Former President George W. Bush made veiled but pointed criticisms of President Donald Trump and many of the elements that have emerged during his tenure in office, saying that bigotry seems to be “emboldened” and denouncing nationalism.
Bush, giving a speech at the George W. Bush Institute in New York, also touched on Russia’s meddling in the 2016 election and how the American dream seems “out of reach” for many Americans.
Without naming Trump or his administration, Bush criticized many of the themes that have emerged since his rise to prevalence, inducing the “alt-right,” a far-right contingent that champions nationalistic and white supremacist views.
“Bigotry seems emboldened. Our politics seem more vulnerable to conspiracy theories and outright fabrication,” Bush said.
Bush, who has mostly stayed out of the public spotlight since leaving office, focused squarely on some of Trump’s biggest talking points: “America first” thinking and a hard-line on immigration.

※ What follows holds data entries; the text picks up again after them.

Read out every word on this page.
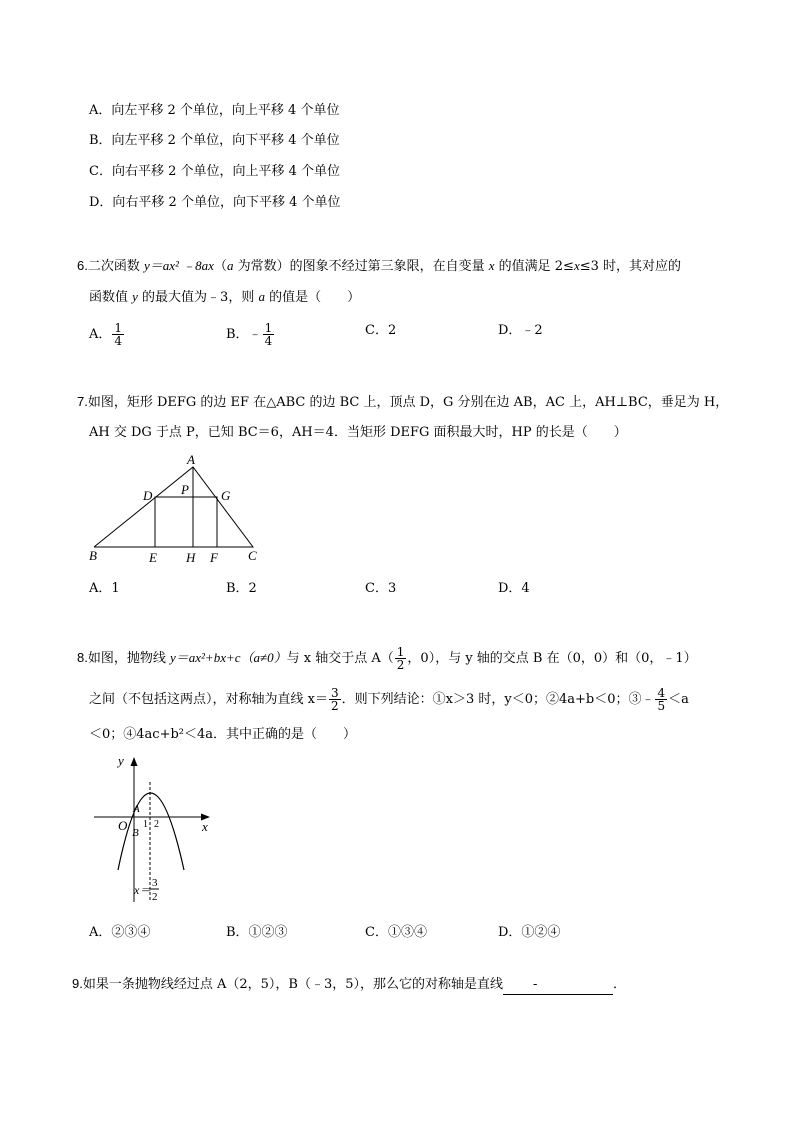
A．向左平移 2 个单位，向上平移 4 个单位
B．向左平移 2 个单位，向下平移 4 个单位
C．向右平移 2 个单位，向上平移 4 个单位
D．向右平移 2 个单位，向下平移 4 个单位
6.二次函数 y＝ax² ﹣8ax（a 为常数）的图象不经过第三象限，在自变量 x 的值满足 2≤x≤3 时，其对应的
函数值 y 的最大值为﹣3，则 a 的值是（　　）
A． $\frac{1}{4}$	B．﹣ $\frac{1}{4}$	C．2	D．﹣2
7.如图，矩形 DEFG 的边 EF 在△ABC 的边 BC 上，顶点 D，G 分别在边 AB，AC 上，AH⊥BC，垂足为 H，
AH 交 DG 于点 P，已知 BC＝6，AH＝4．当矩形 DEFG 面积最大时，HP 的长是（　　）
A
B	C
D
E	F
G
H
P
A．1	B．2	C．3	D．4
8.如图，抛物线 y＝ax²+bx+c（a≠0）与 x 轴交于点 $A( \frac{1}{2}$ ，0），与 y 轴的交点 B 在（0，0）和（0，﹣1）
之间（不包括这两点），对称轴为直线 $x= \frac{3}{2}$ ．则下列结论：①x＞3 时，y＜0；②4a+b＜0；③﹣ $\frac{4}{5} <a$
＜0；④4ac+b²＜4a．其中正确的是（　　）
y
x
O
A
B
1 2
x＝ 3
2
A．②③④	B．①②③	C．①③④	D．①②④
9.如果一条抛物线经过点 A（2，5），B（﹣3，5），那么它的对称轴是直线 -	．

“At times it can seem like the forces pulling us apart are stronger than the forces binding us together,” he said. “Argument turns too easily into animosity. Disagreement escalates into dehumanization. … We’ve seen nationalism distorted into nativism. Forgotten the dynamism that immigration has always brought to America.”
Bush, whose presidency also drew widespread condemnation from Democrats and others on the left, also touched on Russia’s interference in the 2016 election, saying the United States needs to show “resolve and resilience” in the face of “cyber threats” in the future.
“According to our intelligence services, the Russian government has made a project of turning Americans against each other,” he said. “This effort is broad, systemic, and stealthy. It’s conducted across a range of social-media platforms. Ultimately, this assault won’t succeed. But foreign aggressions, including cyberattacks, disinformation, and financial influence, should never be downplayed or tolerated.”